November 21, 2011
Simple Clues to Early Detection of a Computer Breach
Defending your computer systems from Internet-borne threat agents can be a daunting task. Threat agents take on many forms. Among some of the nastiest are Remote Administration Trojans (RATs) and key-loggers that record data for later extraction through the RAT. Threat agents can squeeze through the tiniest crack in your Internet defenses, so the only surefire way to protect your systems is to disconnect them from the Internet, power them down, and lock them up in a vault. This is obviously not a viable option because you need to use your computer systems.
So, when your Internet defenses fail, early detection of a security breach is your last line of defense. For that reason, you must constantly be vigilant for anomalous activity that may indicate your systems have been breached. Early detection of a security breach is the key to minimizing damage to your company’s good name.
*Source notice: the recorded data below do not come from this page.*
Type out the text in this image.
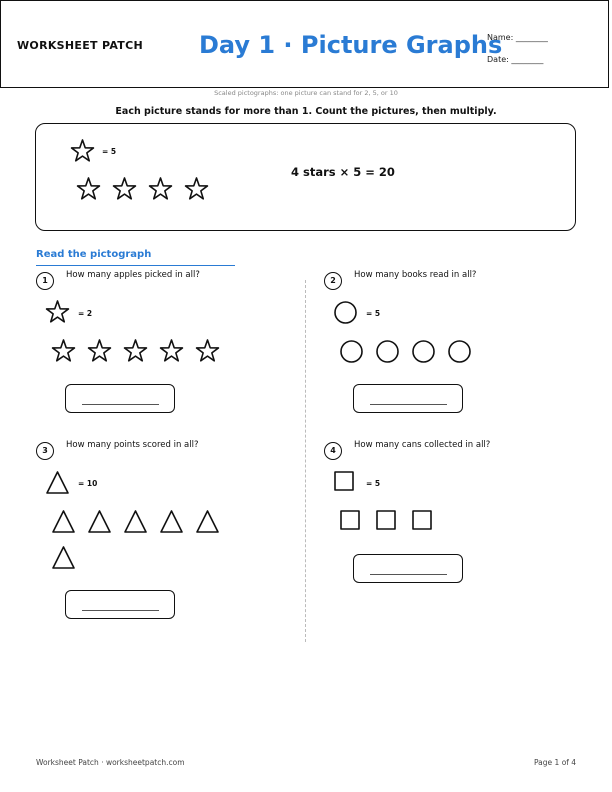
WORKSHEET PATCH Day 1 · Picture Graphs
Name: ________
Date: ________
Scaled pictographs: one picture can stand for 2, 5, or 10
Each picture stands for more than 1. Count the pictures, then multiply.
4 stars × 5 = 20
= 5
Read the pictograph
1
How many apples picked in all?
= 2
2
How many books read in all?
= 5
3
How many points scored in all?
= 10
4
How many cans collected in all?
= 5
Worksheet Patch · worksheetpatch.com	Page 1 of 4
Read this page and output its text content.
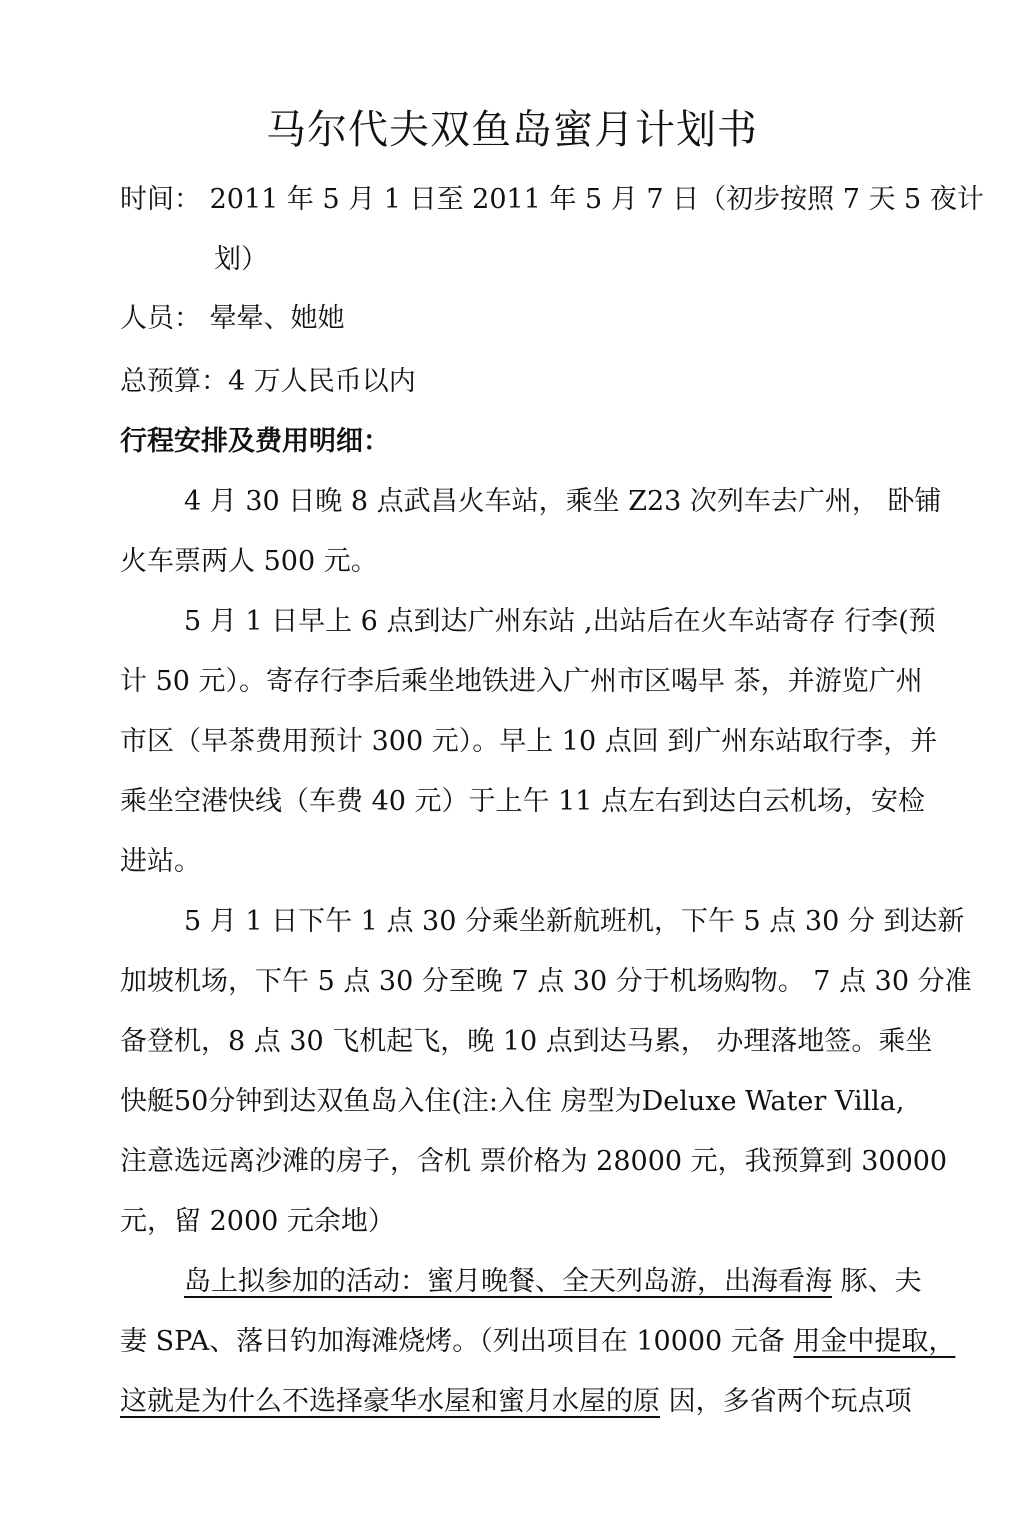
马尔代夫双鱼岛蜜月计划书
时间： 2011 年 5 月 1 日至 2011 年 5 月 7 日（初步按照 7 天 5 夜计
划）
人员： 晕晕、她她
总预算：4 万人民币以内
行程安排及费用明细：
4 月 30 日晚 8 点武昌火车站，乘坐 Z23 次列车去广州， 卧铺
火车票两人 500 元。
5 月 1 日早上 6 点到达广州东站 ,出站后在火车站寄存 行李(预
计 50 元）。寄存行李后乘坐地铁进入广州市区喝早 茶，并游览广州
市区（早茶费用预计 300 元）。早上 10 点回 到广州东站取行李，并
乘坐空港快线（车费 40 元）于上午 11 点左右到达白云机场，安检
进站。
5 月 1 日下午 1 点 30 分乘坐新航班机，下午 5 点 30 分 到达新
加坡机场，下午 5 点 30 分至晚 7 点 30 分于机场购物。 7 点 30 分准
备登机，8 点 30 飞机起飞，晚 10 点到达马累， 办理落地签。乘坐
快艇50分钟到达双鱼岛入住(注:入住 房型为Deluxe Water Villa,
注意选远离沙滩的房子，含机 票价格为 28000 元，我预算到 30000
元，留 2000 元余地）
岛上拟参加的活动：蜜月晚餐、全天列岛游，出海看海 豚、夫
妻 SPA、落日钓加海滩烧烤。（列出项目在 10000 元备 用金中提取，
这就是为什么不选择豪华水屋和蜜月水屋的原 因，多省两个玩点项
The ability to recognize the clues that may indicate a security breach is an essential skill for anyone who handles sensitive data. While not an exhaustive list, the following are some simple clues that your computer system(s) may have been breached:
- Pop-up messages from your antivirus software indicating nefarious activity
- Security software (antivirus) has been disabled
- Network/computer activity that can be tracked back to a particular user who was not working at that time the activity was logged
- Passwords have changed without explanation
- A user account has unnecessary escalated privileges
- Administrator rights are reinstated after they have been removed
- New users have inexplicably been created
- Applications that used to work no longer work
- New applications suddenly appear on the desktop or in program folders
- It takes longer than usual to boot or reboot
- Computer(s) are running slower than normal
- Computer is performing operations without human input
- Inability to access Task Manager, Registry Editor, MSConfig, Control Panel, Run Command, or other tasks that require an escalated privilege
We recommend you take a moment to share these warning signs with all members of your staff who are involved in the payments process and who have access to your payment systems. Not only will this help you comply with PCI requirement 12.6 (having a security awareness program), it will also help you more quickly identify and isolate potential issues. Further, have your incident response plan conspicuously posted in sensitive areas so that all employees will know exactly what to do and whom to contact should any signs of a breach appear.